Board member Kevine Boggess moved to delay the vote to give people time to provide feedback, but the motion failed with just Collins and Board President Gabriela López supporting. In the end, only Collins voted against electing Moliga as vice president after he was nominated by Board member Jenny Lam.

“It’s very clear that this is a really hard time,” López said on Tuesday. “It is unfortunate but we are committed to strengthening our roles as commissioners and continue to work together.”

Moliga steps in as vice president at a difficult time for the board, when a recall effort is underway to remove Collins, Lopez and Moliga himself. Other board members are not yet eligible for recall.

Political opponents working on the recall dug up 2016 tweets of Collins, who is Black. The tweets began by calling out anti-Blackness among Asian Americans and went on to invoke the “model minority” and “tiger mom” stereotypes and use the derogatory term “house n——-” to refer to Asians.

A litany of calls to resign from much of The City’s political apparatus were the result. Lam and Moliga — who are Asian American and Pacific Islander, respectively, and were both appointed by Breed — were the only two on the school board to join the calls.

Collins apologized before the no-confidence vote but said her tweets were taken out of context – a response that drew further criticism.

Collins responded to the vote by filing suit against the San Francisco Unified School District and the five members who voted against her. The suit seeks $87 million in damages and alleges a violation of free speech and due process rights. It also alleges a conspiracy, noting that the resolution to strip Collins of her title brought forward by Lam and Moliga appeared on the agenda only one day before the vote.

Board members were also set to vote Tuesday on the terms of an amended contract for Superintendent Vincent Matthews, who agreed to postpone his resignation by one year after previously announcing in March that he would step down in June this year.

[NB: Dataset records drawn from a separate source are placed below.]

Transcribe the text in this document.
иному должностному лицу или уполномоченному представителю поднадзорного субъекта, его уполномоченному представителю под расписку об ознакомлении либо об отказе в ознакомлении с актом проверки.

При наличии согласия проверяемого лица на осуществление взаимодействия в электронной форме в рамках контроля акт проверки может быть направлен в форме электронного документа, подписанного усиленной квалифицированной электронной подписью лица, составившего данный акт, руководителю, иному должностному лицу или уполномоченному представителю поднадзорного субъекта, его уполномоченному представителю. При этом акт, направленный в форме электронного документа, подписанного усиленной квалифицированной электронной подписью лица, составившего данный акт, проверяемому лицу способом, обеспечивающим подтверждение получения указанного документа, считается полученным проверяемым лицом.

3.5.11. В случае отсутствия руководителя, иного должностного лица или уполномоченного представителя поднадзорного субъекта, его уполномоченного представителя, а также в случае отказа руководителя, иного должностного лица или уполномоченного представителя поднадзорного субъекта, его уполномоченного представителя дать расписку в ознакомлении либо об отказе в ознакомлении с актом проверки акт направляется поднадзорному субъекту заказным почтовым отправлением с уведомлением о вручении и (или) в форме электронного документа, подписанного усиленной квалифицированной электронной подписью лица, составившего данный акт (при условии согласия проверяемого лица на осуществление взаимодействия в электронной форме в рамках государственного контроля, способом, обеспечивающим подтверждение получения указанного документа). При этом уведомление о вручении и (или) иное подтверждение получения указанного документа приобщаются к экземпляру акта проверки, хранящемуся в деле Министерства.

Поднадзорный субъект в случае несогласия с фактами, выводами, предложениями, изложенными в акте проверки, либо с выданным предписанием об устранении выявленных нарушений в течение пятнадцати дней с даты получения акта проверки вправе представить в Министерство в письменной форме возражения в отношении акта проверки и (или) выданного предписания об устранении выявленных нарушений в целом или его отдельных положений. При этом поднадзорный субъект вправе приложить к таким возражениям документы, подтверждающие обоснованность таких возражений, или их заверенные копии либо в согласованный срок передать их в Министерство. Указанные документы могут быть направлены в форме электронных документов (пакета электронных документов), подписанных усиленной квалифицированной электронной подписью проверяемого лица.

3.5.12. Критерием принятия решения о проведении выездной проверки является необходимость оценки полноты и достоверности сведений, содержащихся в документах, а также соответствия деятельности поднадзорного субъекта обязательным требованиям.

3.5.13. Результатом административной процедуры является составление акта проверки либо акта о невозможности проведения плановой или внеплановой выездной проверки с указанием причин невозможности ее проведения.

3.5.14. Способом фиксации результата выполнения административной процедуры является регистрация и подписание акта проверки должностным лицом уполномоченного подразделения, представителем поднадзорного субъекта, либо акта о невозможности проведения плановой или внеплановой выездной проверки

The updated contract includes terms requiring board members to strictly follow board rules and specifically names a board rule requiring resolutions to be introduced seven days in advance of a scheduled meeting and allowing the superintendent to determine if it’s in the board’s jurisdiction.

Collins’ suit will next be in court in July. Her supporters have maintained that she is an effective leader and that a restorative justice process is still needed.